Die Beklagte könne sich hier nicht auf den vereinbarten Haftungsausschluss für unverschuldete Schäden berufen. Kraft Gesetzes (§ 536 a Abs. 1 BGB) hafte der Vermieter auch für unverschuldete Mängel der Mietsache, soweit sie bereits bei Vertragsschluss bestanden. Diese verschuldensunabhängige gesetzliche Haftung könne zwar grundsätzlich durch Allgemeine Geschäftsbedingungen ausgeschlossen werden. Dies gelte aber nicht, wenn sich der Haftungsausschluss auf Schäden im Zusammenhang mit der Verletzung einer sogenannten Kardinalpflicht, also einer wesentlichen Pflicht, des Vermieters beziehe.

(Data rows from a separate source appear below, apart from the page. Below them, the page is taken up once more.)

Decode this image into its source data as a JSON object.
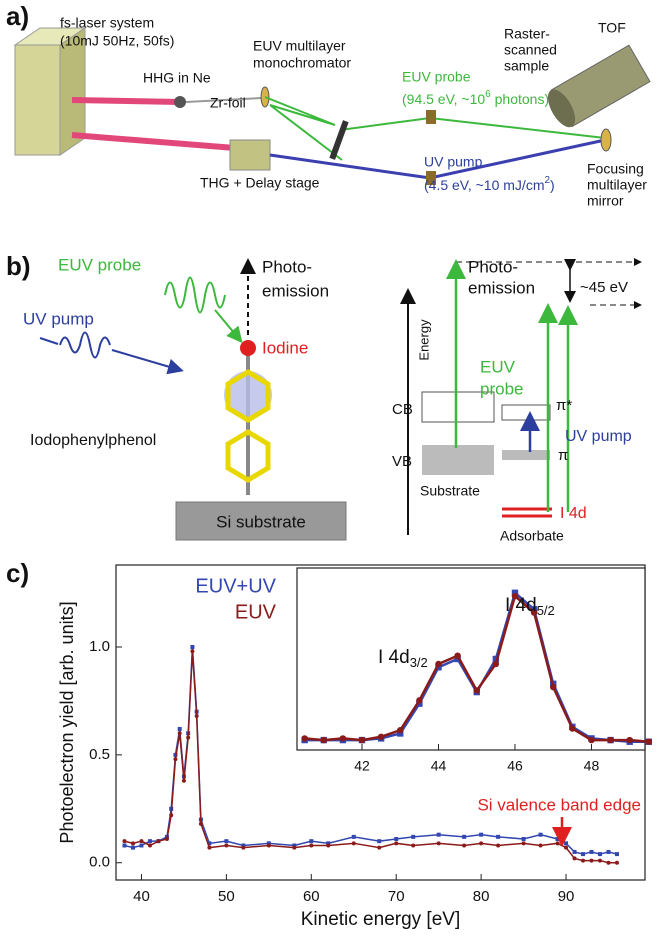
{
  "panel_a": {
    "label": "a)",
    "laser": [
      "fs-laser system",
      "(10mJ 50Hz, 50fs)"
    ],
    "hhg": "HHG in Ne",
    "foil": "Zr-foil",
    "mono": [
      "EUV multilayer",
      "monochromator"
    ],
    "probe": {
      "name": "EUV probe",
      "spec": "(94.5 eV, ~10",
      "sup": "6",
      "tail": " photons)"
    },
    "sample": [
      "Raster-",
      "scanned",
      "sample"
    ],
    "tof": "TOF",
    "thg": "THG + Delay stage",
    "pump": {
      "name": "UV pump",
      "spec": "(4.5 eV,  ~10 mJ/cm",
      "sup": "2",
      "tail": ")"
    },
    "mirror": [
      "Focusing",
      "multilayer",
      "mirror"
    ]
  },
  "panel_b": {
    "label": "b)",
    "left": {
      "probe": "EUV probe",
      "pump": "UV pump",
      "emission": [
        "Photo-",
        "emission"
      ],
      "iodine": "Iodine",
      "molecule": "Iodophenylphenol",
      "substrate": "Si substrate"
    },
    "right": {
      "emission": [
        "Photo-",
        "emission"
      ],
      "gap": "~45 eV",
      "axis": "Energy",
      "probe": [
        "EUV",
        "probe"
      ],
      "cb": "CB",
      "vb": "VB",
      "pi_star": "π*",
      "pump": "UV pump",
      "pi": "π",
      "substrate": "Substrate",
      "core": "I 4d",
      "adsorbate": "Adsorbate"
    }
  },
  "panel_c_label": "c)",
  "chart_data": [
    {
      "type": "line",
      "x_label": "Kinetic energy [eV]",
      "y_label": "Photoelectron yield [arb. units]",
      "xlim": [
        37,
        99.3
      ],
      "ylim": [
        -0.08,
        1.38
      ],
      "xticks": [
        40,
        50,
        60,
        70,
        80,
        90
      ],
      "yticks": [
        {
          "value": 0,
          "label": "0.0"
        },
        {
          "value": 0.5,
          "label": "0.5"
        },
        {
          "value": 1,
          "label": "1.0"
        }
      ],
      "legend": "upper left",
      "x": [
        38,
        39,
        40,
        41,
        42,
        43,
        43.5,
        44,
        44.5,
        45,
        45.5,
        46,
        46.5,
        47,
        48,
        50,
        52,
        55,
        58,
        60,
        62,
        65,
        68,
        70,
        72,
        75,
        78,
        80,
        82,
        85,
        87,
        89,
        90,
        91,
        92,
        93,
        94,
        95,
        96
      ],
      "series": [
        {
          "name": "EUV+UV",
          "color": "#3347b0",
          "marker": "square",
          "values": [
            0.08,
            0.07,
            0.08,
            0.1,
            0.1,
            0.12,
            0.25,
            0.5,
            0.62,
            0.4,
            0.6,
            1.0,
            0.7,
            0.2,
            0.09,
            0.1,
            0.08,
            0.09,
            0.08,
            0.1,
            0.09,
            0.12,
            0.1,
            0.11,
            0.12,
            0.13,
            0.12,
            0.13,
            0.12,
            0.11,
            0.13,
            0.11,
            0.09,
            0.05,
            0.04,
            0.05,
            0.04,
            0.05,
            0.04
          ]
        },
        {
          "name": "EUV",
          "color": "#8b1a1a",
          "marker": "circle",
          "values": [
            0.1,
            0.09,
            0.1,
            0.08,
            0.1,
            0.11,
            0.22,
            0.48,
            0.6,
            0.38,
            0.58,
            0.98,
            0.68,
            0.18,
            0.07,
            0.08,
            0.07,
            0.08,
            0.07,
            0.08,
            0.08,
            0.09,
            0.07,
            0.09,
            0.08,
            0.09,
            0.08,
            0.09,
            0.08,
            0.09,
            0.08,
            0.09,
            0.07,
            0.02,
            0.01,
            0.01,
            0.01,
            0.0,
            0.0
          ]
        }
      ],
      "annotations": [
        "Si valence band edge"
      ]
    },
    {
      "type": "line",
      "xlim": [
        40.3,
        49.4
      ],
      "ylim": [
        0,
        1.1
      ],
      "xticks": [
        42,
        44,
        46,
        48
      ],
      "x": [
        40.5,
        41,
        41.5,
        42,
        42.5,
        43,
        43.5,
        44,
        44.5,
        45,
        45.5,
        46,
        46.5,
        47,
        47.5,
        48,
        48.5,
        49,
        49.5
      ],
      "series": [
        {
          "color": "#3347b0",
          "marker": "square",
          "values": [
            0.06,
            0.06,
            0.06,
            0.06,
            0.07,
            0.1,
            0.28,
            0.5,
            0.55,
            0.35,
            0.55,
            0.95,
            0.85,
            0.4,
            0.14,
            0.07,
            0.06,
            0.05,
            0.05
          ]
        },
        {
          "color": "#8b1a1a",
          "marker": "circle",
          "values": [
            0.07,
            0.06,
            0.07,
            0.06,
            0.08,
            0.12,
            0.3,
            0.52,
            0.57,
            0.36,
            0.52,
            0.93,
            0.83,
            0.38,
            0.13,
            0.06,
            0.06,
            0.06,
            0.05
          ]
        }
      ],
      "peak_labels": [
        {
          "text": "I 4d",
          "sub": "3/2"
        },
        {
          "text": "I 4d",
          "sub": "5/2"
        }
      ]
    }
  ]
}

Lenkung und Bremse müssen funktionieren

Zu diesen Kardinalpflichten gehöre es, ein verkehrssicheres Fahrzeug zu vermieten, bei dem insbesondere Lenkung und Bremsen funktionsfähig seien. Der Mieter würde unangemessen entgegen Treu und Glauben benachteiligt, wenn die Klausel auch Schäden aus der Verletzung derartiger im Gegenseitigkeitsverhältnis stehenden Hauptleistungspflichten des Vermieters umfassen würde. Den typischen Vertragszweck prägende Pflichten dürften nicht durch einen Haftungsausschluss ausgehöhlt werden. Das Fahren im Straßenverkehr mit hoher Geschwindigkeit begründe stets eine latente erhebliche Gefahr für Leib und Leben der Insassen. Ein Mieter müsse sich darauf verlassen können, dass das ihm anvertraute Fahrzeug verkehrstüchtig und frei von solchen Mängeln, die eine erhebliche Gefahr für ihn begründen könnten.

unter Berücksichtigung der hier vorliegenden prägenden Einzelfallumstände steht der Klägerin nach dem Urteil des OLG ein Schmerzensgeld von 90.000 Euro sowie eine monatliche Schmerzensgeldrente von 160,00 Euro zu.